Le Pr Piro est fier des conditions de travail des étudiants. «Dès leur cinquième année, les lauréats de l’Institut ont la possibilité de faire des travaux d’observations et de pratique directement sur les chevaux», explique le Pr Piro. «Durant les séances cliniques, les futurs lauréats de l’IAV font eux-mêmes les examens, les imageries, les échographies, les radiographies et les interprétations. Ils ont aussi l’occasion de faire des manipulations sur les membres de chevaux récupérés à l’abattoir».

Ces «séances cliniques» sont alors dispensées par petits groupes de quatre étudiants. Invités à l’un de ces cours, - sur l’anesthésie équine-,  nous avons fait la rencontre de Chajia Meriem, étudiante en cinquième année. La vétérinaire en herbe n’a pas caché son enthousiasme à suivre au plus près les interventions chirurgicales.  «Avant, on utilisait la petite clinique annexe pour les chevaux, qui faisait partie des locaux de la clinique vétérinaire des petits animaux de l’IAV» précise Meriem pour mettre en lumière la chemin parcouru dans le secteur pédagogique. «La nouvelle clinique dispose d’un matériel de pointe qui nous permet de coller au développement de la filière».

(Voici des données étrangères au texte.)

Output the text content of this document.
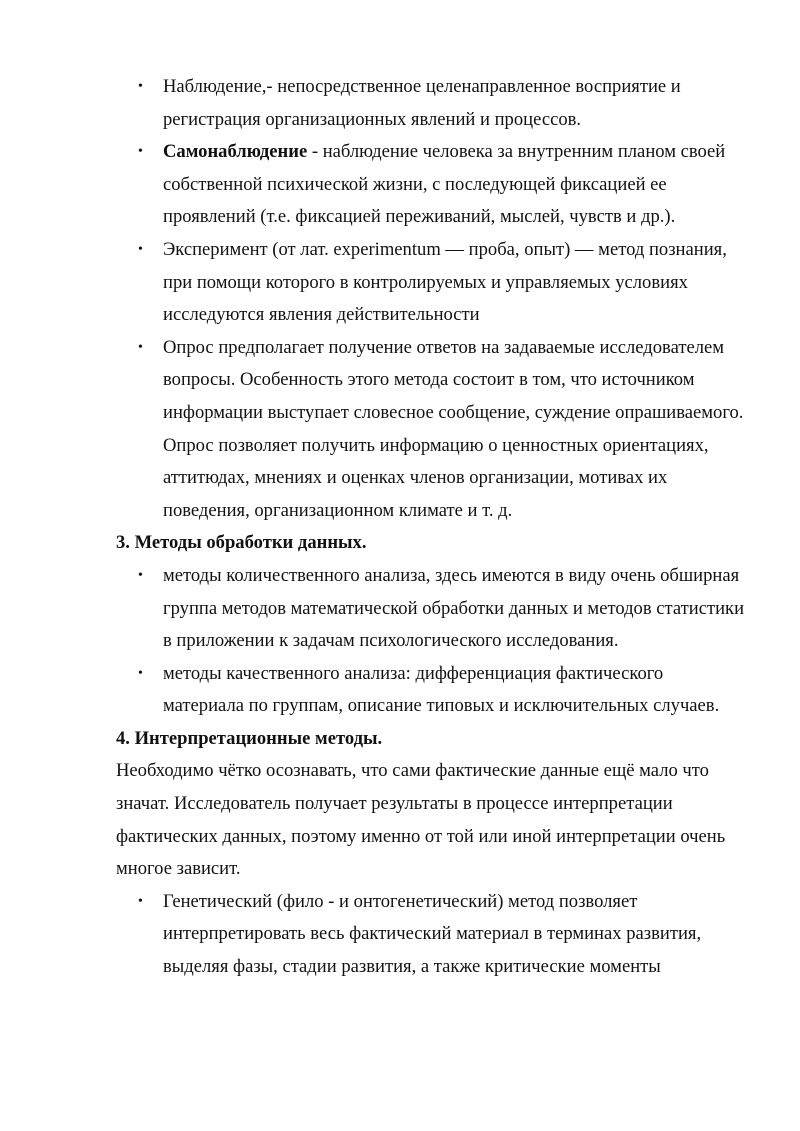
• Наблюдение,- непосредственное целенаправленное восприятие и регистрация организационных явлений и процессов.
• Самонаблюдение - наблюдение человека за внутренним планом своей собственной психической жизни, с последующей фиксацией ее проявлений (т.е. фиксацией переживаний, мыслей, чувств и др.).
• Эксперимент (от лат. experimentum — проба, опыт) — метод познания, при помощи которого в контролируемых и управляемых условиях исследуются явления действительности
• Опрос предполагает получение ответов на задаваемые исследователем вопросы. Особенность этого метода состоит в том, что источником информации выступает словесное сообщение, суждение опрашиваемого. Опрос позволяет получить информацию о ценностных ориентациях, аттитюдах, мнениях и оценках членов организации, мотивах их поведения, организационном климате и т. д.

3. Методы обработки данных.

• методы количественного анализа, здесь имеются в виду очень обширная группа методов математической обработки данных и методов статистики в приложении к задачам психологического исследования.
• методы качественного анализа: дифференциация фактического материала по группам, описание типовых и исключительных случаев.

4. Интерпретационные методы.

Необходимо чётко осознавать, что сами фактические данные ещё мало что значат. Исследователь получает результаты в процессе интерпретации фактических данных, поэтому именно от той или иной интерпретации очень многое зависит.

• Генетический (фило - и онтогенетический) метод позволяет интерпретировать весь фактический материал в терминах развития, выделяя фазы, стадии развития, а также критические моменты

Sa collègue Amira Belhaj, en cinquième année également, est tout aussi laudatrice. Véritable passionnée des équidés, elle a décidé de devenir vétérinaire spécialisée des chevaux, contrairement à Meriem dont la première motivation est de soigner les petits animaux. «J’ai vraiment de la chance que ma cinquième année coïncide avec le lancement de l’activité de la clinique» se félicite Amira. «J’ai eu l’occasion d’assister à des vraies chirurgies de grande importance. Je m’estime heureuse aussi de pouvoir profiter d’un matériel récent et sophistiqué, notamment l’arthroscopie, l’endoscopie. Nous sommes également initiés à un nouveau système informatisé en radioscopie qui nous sera fortement utile dans nos cabinets futurs».

La nouvelle clinique vétérinaire équine de l’IAV ne veut pas s’arrêter là. Les responsables projettent de doubler l’année prochaine le nombre des chevaux traités et de le tripler à l’horizon fin d’année 2018. A l’image de toute la filière équine, la clinique équine de l’IAV voit plus loin, plus haut, plus fort.